What are the biggest challenges of Kubernetes for companies?
- For 54.5 percent of respondents, it is the internal lack of appropriate qualifications.
- This is followed by the company’s IT infrastructure (37.3 percent),
- Incompatibility with legacy systems (32.6 percent),
- Difficulties in training users (29.7 percent),
- Security and compliance concerns (24.7 percent) and
- the integration of cloud-native applications with each other (19 percent).
“They do not realize that they already have a large part of the necessary qualifications. In fact, these were not created for and with Kubernetes. These are merely new terms used for older concepts. Many people lack confidence because they believe that the fundamentals have somehow changed,” comments Kelsey Hightower, a developer advocate at Google, on the concerns about internal qualifications.

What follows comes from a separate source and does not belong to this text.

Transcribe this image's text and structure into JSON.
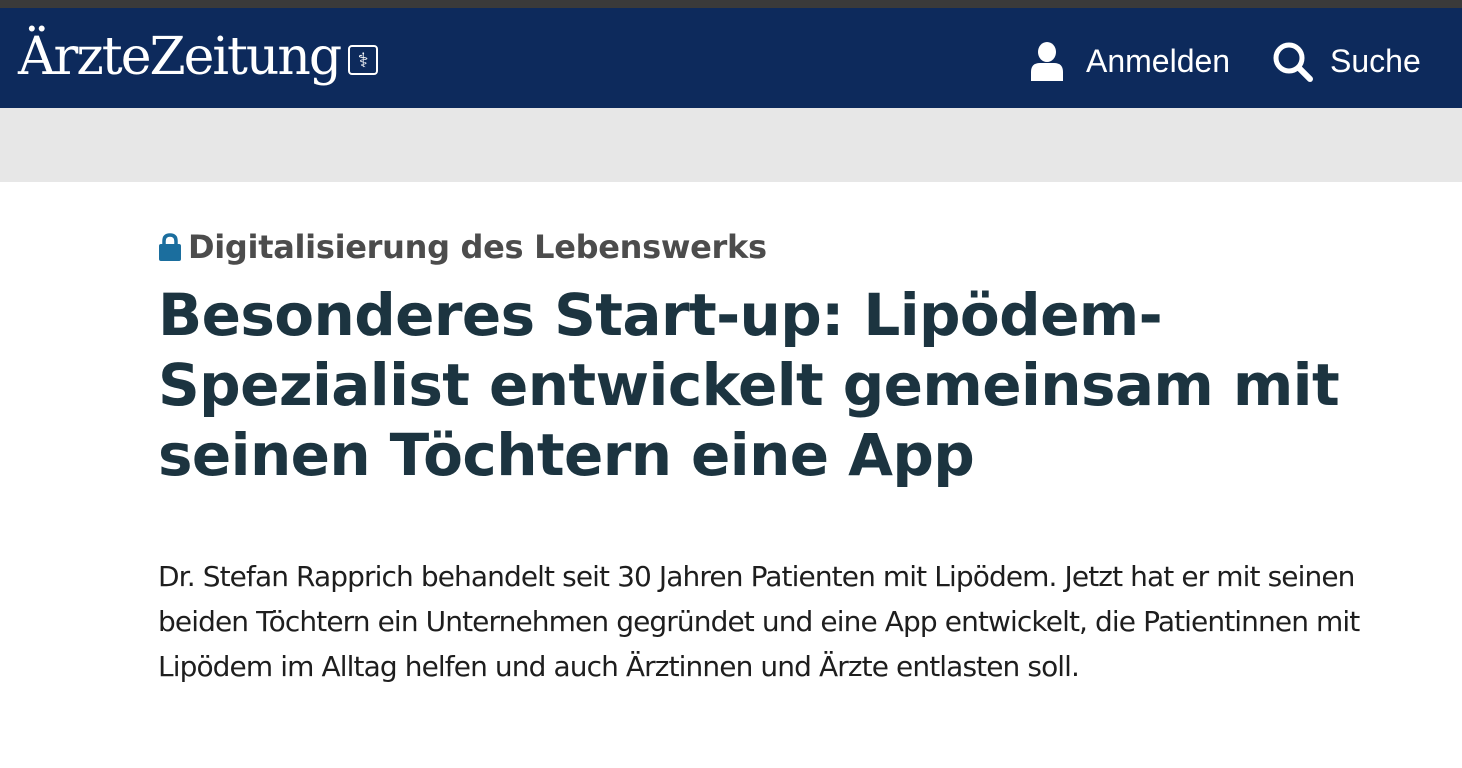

Alexis Richardson, founder and CEO of Weaveworks, adds: “If people are concerned about the fundamentals, i.e. security, cost, resources, observability and configuration, that is an indication that they have not yet bridged the gap to full enterprise adoption.“
Jokingly
22.5 Percent of respondents said that making coffee is the only thing they would like to do with K8s and currently can’t. Eleven percent said ” I can do anything I need with Kubernetes, “an attitude Richardson humorously referred to as” Kubris.”
David Booth, VP of Cloud Native Applications at Canonical, summarizes: “The report vividly shows how cloud native technologies and the communities around them are growing and delivering business value, but also where there is still room for growth.”As an active part of the community, Canonical shares these insights, leveraging both the massive Ubuntu user base and our experience working with open source software and complex enterprise environments.